Since West, only one appellate decision has come down addressing this issue, and it was decided only in early June 2016. That decision is Dedmon v. Steelman, 2016 Tenn. App. LEXIS 386 (Tenn. Ct. App., 2016). In it, the Court of Appeals recited the age-old maxim that a plaintiff in a personal injury action is entitled to recover the reasonable value of the medical care necessitated by the tortfeasor. From there, the Court held that the list and discounted prices were not necessarily reasonable or unreasonable, but rather, that the amount to be awarded is a question that needs to be answered by a jury. Thus, the Dedmon Court held that both the discounted and list prices can be admitted at trial as proof of what is a reasonable charge, with the caveat that attorneys must avoid mentioning the existence of insurance, so as to maintain the integrity of the collateral source rule’s ban on defendants profiting from a plaintiff’s decision to be insured.

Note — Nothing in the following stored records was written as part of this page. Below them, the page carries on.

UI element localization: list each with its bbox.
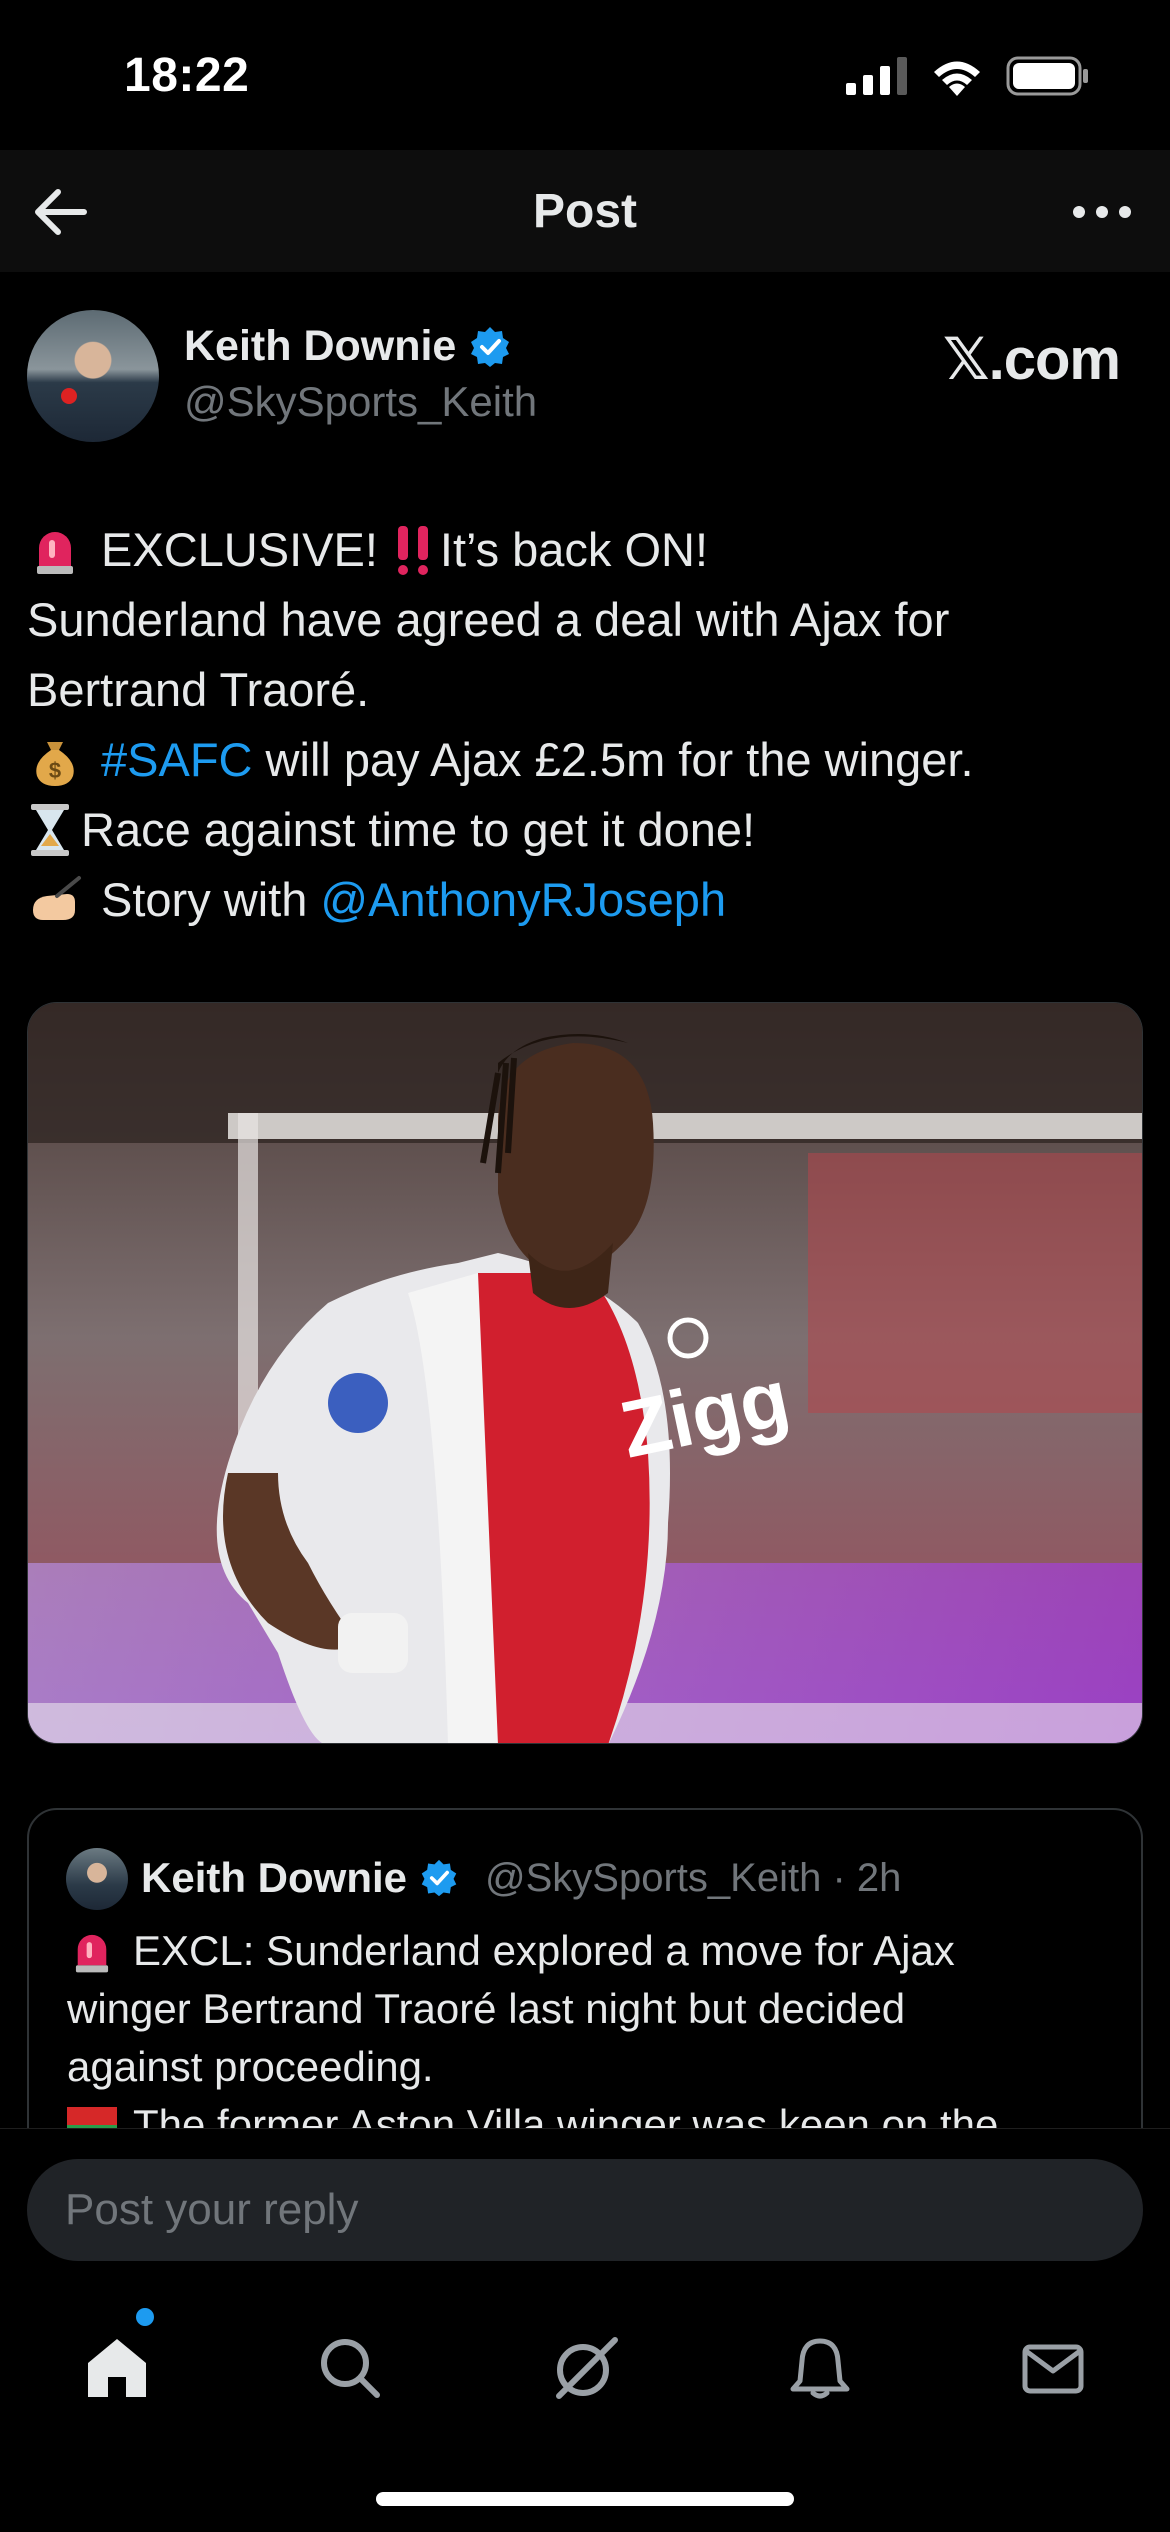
reply-bar: [0, 2128, 1170, 2288]
tab-home[interactable]: [67, 2318, 167, 2418]
mail-icon: [1022, 2344, 1084, 2394]
page-title: Post: [532, 185, 637, 238]
quoted-author-handle: @SkySports_Keith: [485, 1856, 822, 1900]
grok-icon: [556, 2337, 618, 2399]
more-options-button[interactable]: [1062, 180, 1142, 244]
rotating-light-icon: [75, 1934, 109, 1973]
status-icons: [846, 56, 1090, 96]
quoted-author-name: Keith Downie: [141, 1854, 408, 1901]
post-text: EXCLUSIVE! It’s back ON! Sunderland have…: [27, 515, 1137, 935]
wifi-icon: [934, 61, 980, 96]
post-text-pay: will pay Ajax £2.5m for the winger.: [252, 733, 974, 786]
tab-messages[interactable]: [1003, 2318, 1103, 2418]
post-line: Sunderland have agreed a deal with Ajax …: [27, 593, 950, 646]
photo-of-ajax-player: Zigg: [28, 1003, 1142, 1743]
tab-grok[interactable]: [535, 2318, 635, 2418]
author-avatar[interactable]: [27, 310, 159, 442]
status-bar: 18:22: [0, 0, 1170, 150]
x-com-logo: 𝕏.com: [942, 327, 1121, 392]
post-line: $ #SAFC will pay Ajax £2.5m for the wing…: [27, 725, 1137, 795]
author-name-row[interactable]: Keith Downie: [184, 322, 512, 371]
battery-icon: [1006, 56, 1088, 96]
search-icon: [321, 2339, 380, 2398]
home-indicator[interactable]: [376, 2492, 794, 2506]
post-line: Race against time to get it done!: [27, 795, 1137, 865]
post-image[interactable]: Zigg: [27, 1002, 1143, 1744]
double-exclamation-icon: [397, 526, 428, 575]
writing-hand-icon: [33, 876, 81, 920]
svg-text:$: $: [49, 758, 61, 783]
verified-badge-icon: [471, 326, 510, 367]
author-handle[interactable]: @SkySports_Keith: [184, 378, 537, 426]
post-text-story: Story with: [101, 873, 321, 926]
nav-header: Post: [0, 150, 1170, 272]
tab-notifications[interactable]: [770, 2318, 870, 2418]
post-line: EXCLUSIVE! It’s back ON!: [27, 515, 1137, 585]
post-text-back-on: It’s back ON!: [439, 523, 709, 576]
mention-link[interactable]: @AnthonyRJoseph: [320, 865, 726, 935]
quoted-line: winger Bertrand Traoré last night but de…: [67, 1985, 906, 2032]
quoted-line: against proceeding.: [67, 2043, 434, 2090]
quoted-author-meta: @SkySports_Keith · 2h: [485, 1856, 901, 1901]
verified-badge-icon: [421, 1859, 457, 1897]
bell-icon: [790, 2338, 850, 2399]
quoted-author-avatar: [66, 1848, 128, 1910]
author-name[interactable]: Keith Downie: [184, 322, 456, 371]
home-icon: [88, 2339, 146, 2397]
post-text-exclusive: EXCLUSIVE!: [101, 523, 378, 576]
post-line: Bertrand Traoré.: [27, 663, 370, 716]
quoted-line-text: EXCL: Sunderland explored a move for Aja…: [133, 1927, 955, 1974]
quoted-post-time: · 2h: [832, 1856, 902, 1900]
more-horizontal-icon: [1073, 206, 1131, 218]
quoted-post-text: EXCL: Sunderland explored a move for Aja…: [67, 1922, 1117, 2154]
money-bag-icon: $: [36, 742, 74, 786]
quoted-author-name-row: Keith Downie: [141, 1854, 459, 1902]
tab-search[interactable]: [300, 2318, 400, 2418]
reply-input[interactable]: [27, 2159, 1143, 2261]
post-line: Story with @AnthonyRJoseph: [27, 865, 1137, 935]
post-text-race: Race against time to get it done!: [81, 803, 756, 856]
quoted-line: EXCL: Sunderland explored a move for Aja…: [67, 1922, 1117, 1980]
cellular-signal-icon: [846, 57, 907, 95]
home-notification-dot: [136, 2308, 154, 2326]
rotating-light-icon: [37, 532, 73, 574]
hourglass-icon: [31, 804, 69, 856]
status-time: 18:22: [124, 49, 250, 102]
hashtag-link[interactable]: #SAFC: [101, 725, 253, 795]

The Dedmon decision is a common sense way of dealing with the divergence between list prices and the actual amounts paid for services. While it remains to be seen if Dedmon will be appealed to the Tennessee Supreme Court, should it remain in place, Dedmon is a boon to defendants. They can now explicitly argue to the jury that the discounted amounts actually accepted by a health care provider as payment in full equals the reasonable value of the services provided. To put this in perspective, this means that when a plaintiff has a hospital bill of $100,000 which is then satisfied for $10,000 (this is common), defendants can assert that the lower number is the real value of the care—and can even point out that anything in excess of the lower number is pure profit to the plaintiff.

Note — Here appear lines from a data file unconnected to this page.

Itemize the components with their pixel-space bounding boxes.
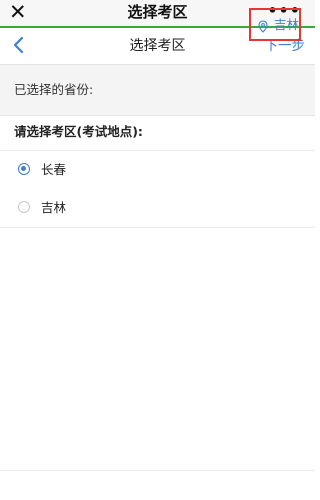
location-pin-icon[interactable] [258,20,268,33]
selected-province-label: 已选择的省份: [14,82,94,97]
exam-area-option-label: 长春 [41,162,67,177]
exam-area-option-changchun[interactable]: 长春 [0,150,315,190]
exam-area-option-jilin[interactable]: 吉林 [0,189,315,228]
selected-province-row: 已选择的省份: [0,65,315,116]
radio-checked-icon[interactable] [18,163,30,175]
radio-unchecked-icon[interactable] [18,201,30,213]
divider [0,470,315,471]
exam-area-section-title: 请选择考区(考试地点): [14,124,143,139]
selected-province-value[interactable]: 吉林 [274,0,299,50]
exam-area-option-label: 吉林 [41,200,67,215]
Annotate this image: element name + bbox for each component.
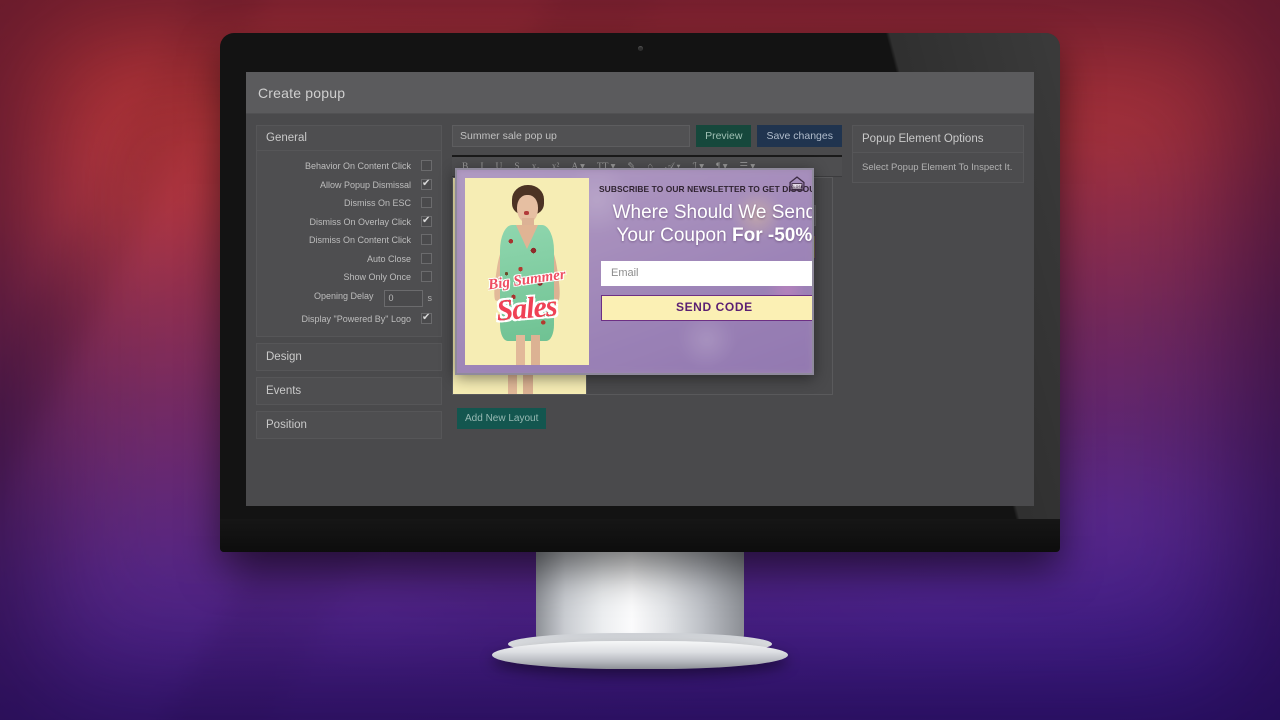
option-label: Opening Delay [313,290,374,301]
option-label: Allow Popup Dismissal [319,179,411,190]
option-behavior-on-content-click[interactable]: Behavior On Content Click [257,157,441,176]
option-dismiss-on-content-click[interactable]: Dismiss On Content Click [257,231,441,250]
preview-button[interactable]: Preview [696,125,752,147]
popup-name-input[interactable]: Summer sale pop up [452,125,691,147]
promo-image: Big Summer Sales [465,178,589,365]
option-label: Auto Close [366,253,411,264]
checkbox-dismiss-on-esc[interactable] [421,197,432,208]
app-body: General Behavior On Content Click Allow … [246,114,1034,506]
popup-headline-bold: For -50% [731,225,813,246]
checkbox-auto-close[interactable] [421,252,432,264]
opening-delay-unit: s [427,293,433,303]
sidebar-item-events[interactable]: Events [256,377,442,405]
checkbox-allow-popup-dismissal[interactable] [421,177,432,191]
option-dismiss-on-overlay-click[interactable]: Dismiss On Overlay Click [257,213,441,232]
popup-headline: Where Should We Send Your Coupon For -50… [599,201,813,247]
option-allow-popup-dismissal[interactable]: Allow Popup Dismissal [257,176,441,195]
app-screen: Create popup General Behavior On Content… [246,72,1034,506]
opening-delay-control: 0 s [383,289,433,307]
popup-email-input[interactable]: Email [601,261,812,286]
popup-content: SUBSCRIBE TO OUR NEWSLETTER TO GET DISCO… [589,170,814,373]
monitor-stand-base [492,641,788,669]
rich-text-editor: B I U S x₂ x² A ▾ TT ▾ ✎ ⌂ 𝒜 ▾ ℐ ▾ ¶ ▾ ☰… [452,155,842,445]
option-label: Dismiss On Overlay Click [309,216,411,227]
model-lips [523,210,530,215]
checkbox-behavior-on-content-click[interactable] [421,160,432,171]
app-header: Create popup [246,72,1034,114]
right-panel-empty-state: Select Popup Element To Inspect It. [852,153,1024,183]
monitor-bezel: Create popup General Behavior On Content… [220,33,1060,552]
sidebar-item-design[interactable]: Design [256,343,442,371]
option-auto-close[interactable]: Auto Close [257,250,441,269]
webcam-icon [637,46,643,51]
checkbox-dismiss-on-content-click[interactable] [421,234,432,245]
option-label: Dismiss On Content Click [308,235,411,245]
checkbox-powered-by-logo[interactable] [421,311,432,325]
option-powered-by-logo[interactable]: Display "Powered By" Logo [257,310,441,329]
popup-element-options-panel: Popup Element Options Select Popup Eleme… [852,125,1024,506]
checkbox-show-only-once[interactable] [421,271,432,282]
general-panel-body: Behavior On Content Click Allow Popup Di… [257,151,441,336]
option-show-only-once[interactable]: Show Only Once [257,268,441,287]
option-label: Dismiss On ESC [343,198,411,208]
option-dismiss-on-esc[interactable]: Dismiss On ESC [257,194,441,213]
opening-delay-input[interactable]: 0 [383,289,423,307]
right-panel-title: Popup Element Options [852,125,1024,153]
option-label: Behavior On Content Click [304,161,411,171]
popup-preview-overlay[interactable]: CLOSE Big Summer Sales SUBSCRIBE TO OUR … [455,168,814,375]
settings-sidebar: General Behavior On Content Click Allow … [256,125,442,506]
maker-watermark: MAKER [763,374,812,375]
popup-subtitle: SUBSCRIBE TO OUR NEWSLETTER TO GET DISCO… [599,184,814,194]
save-changes-button[interactable]: Save changes [757,125,842,147]
svg-text:CLOSE: CLOSE [791,185,804,189]
general-panel: General Behavior On Content Click Allow … [256,125,442,337]
editor-column: Summer sale pop up Preview Save changes … [452,125,842,506]
sidebar-item-position[interactable]: Position [256,411,442,439]
add-new-layout-button[interactable]: Add New Layout [457,408,547,429]
checkbox-dismiss-on-overlay-click[interactable] [421,214,432,228]
monitor-chin [220,519,1060,552]
popup-promo-image[interactable]: Big Summer Sales [465,178,589,365]
popup-send-code-button[interactable]: SEND CODE [601,295,812,321]
option-opening-delay[interactable]: Opening Delay 0 s [257,287,441,310]
editor-canvas: Big Summer Sales Email SEND CODE Add New… [452,168,842,445]
model-leg-right [530,335,541,365]
general-panel-header[interactable]: General [257,126,441,151]
page-title: Create popup [258,84,346,101]
monitor-mockup: Create popup General Behavior On Content… [220,33,1060,669]
editor-toolbar-row: Summer sale pop up Preview Save changes [452,125,842,147]
option-label: Display "Powered By" Logo [301,313,411,324]
close-icon[interactable]: CLOSE [787,174,807,194]
model-leg-left [515,335,526,365]
option-label: Show Only Once [343,272,411,282]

It will be interesting to see whether the Tennessee Supreme Court takes Dedmon up on appeal. Given the Court’s current composition, there is a good chance that if Dedmon is taken up, it will be either to affirm it, or to hold that list prices are per se unreasonable as West previously indicated. This would be in keeping with developments of other states. Indeed, even the plaintiff friendly bastion of California has recognized that there is nothing reasonable about a plaintiff recovering medical expenses that were billed but then satisfied at a reduced amount. It should be no surprise if Tennessee’s Supreme Court ultimately declares the same—but, in the interim, defendants must make that argument themselves to juries per Dedmon.